Most of these festivals revolve round agriculture, it being the main-stay of Naga society. Over 85% population of Nagaland is directly dependent on agriculture and lives in a thousand and odd villages situated on high hill tops or slopes overlooking green valleys humming with murmuring streams. In this blissful setting Nagas enjoy the blessing of Nature with rare gusto. In most of the places agriculture consists of mono crop.

Although some religious and spiritual sentiments are inter woven into secular rites and rituals, the predominant theme of the festivals is offering of prayers to a Supreme Being having different names in different Naga dialects. At these festivals, the spirit of Gods are propitiated with sacrifices by the Village Shaman for a bountiful harvest either before the sowing or on the eve of harvest.

One of the well-known festival is the Sekrenyi Festival of the Angami Naga tribe .

The Angamis celebrate Sekrenyi in the month of February. It normally falls on the 25th day of the Angami month of "KEZEI" (in the month of February). The ten-day festival is also called Phousanyi by the Angamis.

The festival follows a circle of ritual and ceremony, the first being Kizie. A few drops of rice water taken from the top of the jug, called Zumho are put in to leaves and placed at the three main posts of the house by the lady of the household. The first day begins with all young and old going to the village well to bathe.
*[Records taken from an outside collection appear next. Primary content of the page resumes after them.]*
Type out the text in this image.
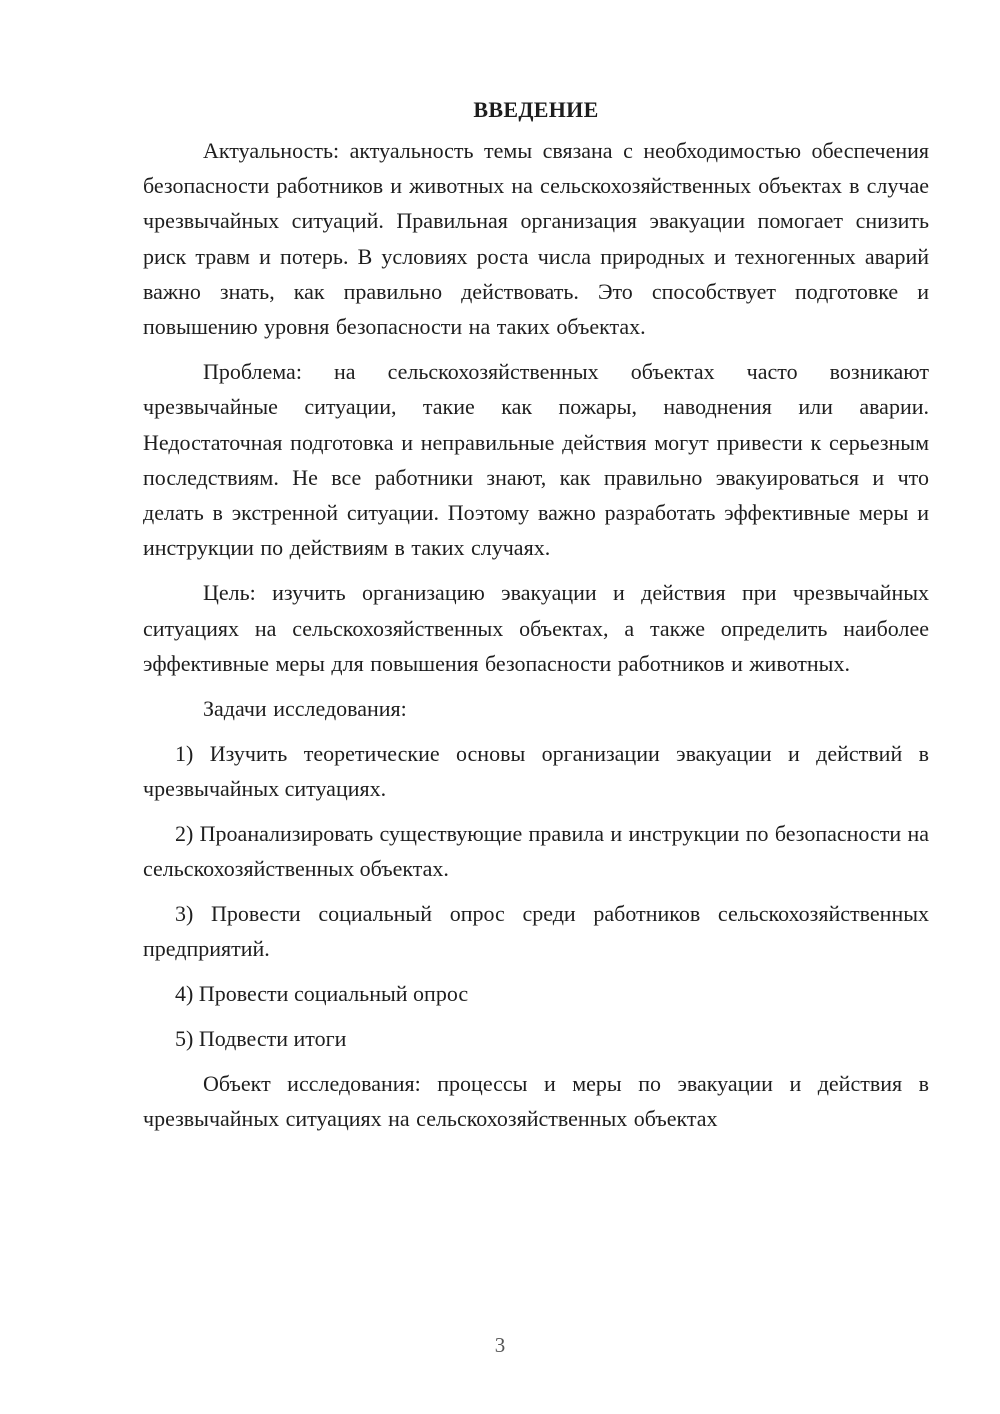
ВВЕДЕНИЕ

Актуальность: актуальность темы связана с необходимостью обеспечения безопасности работников и животных на сельскохозяйственных объектах в случае чрезвычайных ситуаций. Правильная организация эвакуации помогает снизить риск травм и потерь. В условиях роста числа природных и техногенных аварий важно знать, как правильно действовать. Это способствует подготовке и повышению уровня безопасности на таких объектах.

Проблема: на сельскохозяйственных объектах часто возникают чрезвычайные ситуации, такие как пожары, наводнения или аварии. Недостаточная подготовка и неправильные действия могут привести к серьезным последствиям. Не все работники знают, как правильно эвакуироваться и что делать в экстренной ситуации. Поэтому важно разработать эффективные меры и инструкции по действиям в таких случаях.

Цель: изучить организацию эвакуации и действия при чрезвычайных ситуациях на сельскохозяйственных объектах, а также определить наиболее эффективные меры для повышения безопасности работников и животных.

Задачи исследования:

1) Изучить теоретические основы организации эвакуации и действий в чрезвычайных ситуациях.

2) Проанализировать существующие правила и инструкции по безопасности на сельскохозяйственных объектах.

3) Провести социальный опрос среди работников сельскохозяйственных предприятий.

4) Провести социальный опрос

5) Подвести итоги

Объект исследования: процессы и меры по эвакуации и действия в чрезвычайных ситуациях на сельскохозяйственных объектах

3
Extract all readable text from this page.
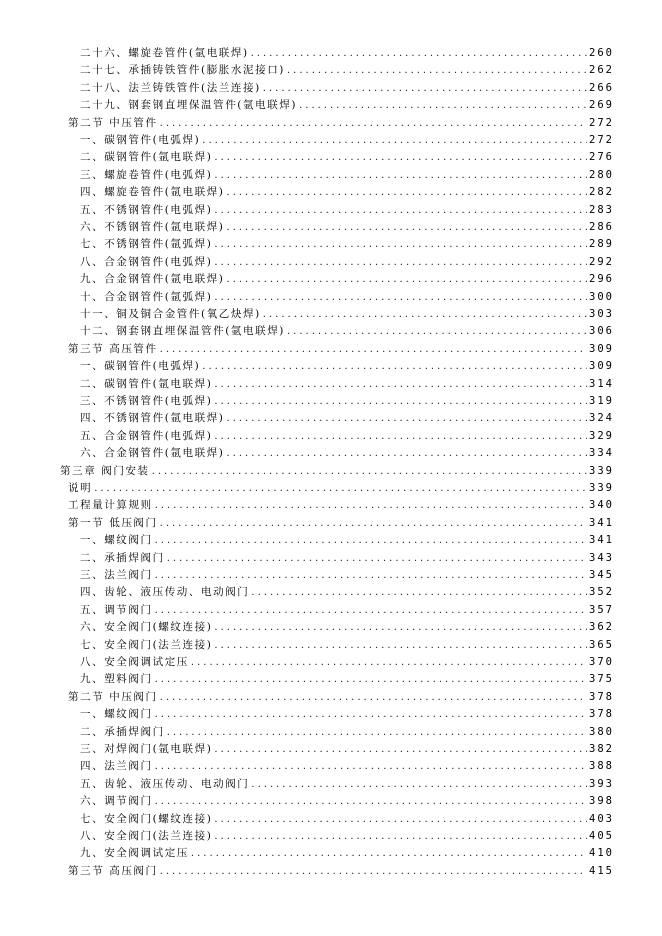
二十六、螺旋卷管件(氩电联焊) .....	260
二十七、承插铸铁管件(膨胀水泥接口) .....	262
二十八、法兰铸铁管件(法兰连接) .....	266
二十九、钢套钢直埋保温管件(氩电联焊) .....	269
第二节 中压管件 .....	272
一、碳钢管件(电弧焊) .....	272
二、碳钢管件(氩电联焊) .....	276
三、螺旋卷管件(电弧焊) .....	280
四、螺旋卷管件(氩电联焊) .....	282
五、不锈钢管件(电弧焊) .....	283
六、不锈钢管件(氩电联焊) .....	286
七、不锈钢管件(氩弧焊) .....	289
八、合金钢管件(电弧焊) .....	292
九、合金钢管件(氩电联焊) .....	296
十、合金钢管件(氩弧焊) .....	300
十一、铜及铜合金管件(氧乙炔焊) .....	303
十二、钢套钢直埋保温管件(氩电联焊) .....	306
第三节 高压管件 .....	309
一、碳钢管件(电弧焊) .....	309
二、碳钢管件(氩电联焊) .....	314
三、不锈钢管件(电弧焊) .....	319
四、不锈钢管件(氩电联焊) .....	324
五、合金钢管件(电弧焊) .....	329
六、合金钢管件(氩电联焊) .....	334
第三章 阀门安装 .....	339
说明 .....	339
工程量计算规则 .....	340
第一节 低压阀门 .....	341
一、螺纹阀门 .....	341
二、承插焊阀门 .....	343
三、法兰阀门 .....	345
四、齿轮、液压传动、电动阀门 .....	352
五、调节阀门 .....	357
六、安全阀门(螺纹连接) .....	362
七、安全阀门(法兰连接) .....	365
八、安全阀调试定压 .....	370
九、塑料阀门 .....	375
第二节 中压阀门 .....	378
一、螺纹阀门 .....	378
二、承插焊阀门 .....	380
三、对焊阀门(氩电联焊) .....	382
四、法兰阀门 .....	388
五、齿轮、液压传动、电动阀门 .....	393
六、调节阀门 .....	398
七、安全阀门(螺纹连接) .....	403
八、安全阀门(法兰连接) .....	405
九、安全阀调试定压 .....	410
第三节 高压阀门 .....	415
In the night, two young men will go to the well to clean it. Some of the village youth guard the well in the night as no one is allowed to fetch water after cleaning the well. The womenfolk, especially, are not allowed to touch the well water. Hence they have to see that water is fetched for the household before the well cleaning. Early the next morning, all the young men of the village rise to wash themselves at the well. The whole process is carried out in a ritualistic manner. The young men will don two new shawls (the white Mhoushü and the black Lohe) and sprinkle water on their breast, knees and on their right arm. This ceremony is called Dzuseva (touching the sleeping water) and it assures them that all their ills and misfortunes have been washed away by the purified well-water.

On their return from the well, a cock is sacrificed by throttling it with the bare hands. It is taken as a good omen when the right leg falls over the left leg as the cock falls down. The innards of the fowl are taken out hung outside the house for the Village elders to come and inspect it. Beginning from the fourth day of the festival, a three-day session of singing and feasting starts.

The Thekra Hie is the best part of the festival where the young people of the village sit together and sing traditional songs throughout the day. Jugs of rice-beer and plates of meat are placed before the participants. On the seventh day the young men go for hunting. The most important ceremony falls on the eighth day when the bridge-pulling or gate-pulling is performed or inter-village visits are exchanged. Until the close of the festival no one goes to the fields and all field work ceases during this season of feasting and song.

The young unmarried girls with closely shaven heads sit down with the bronzed youth sing tunes bygone ages, recreating a past where no care touched the human soul.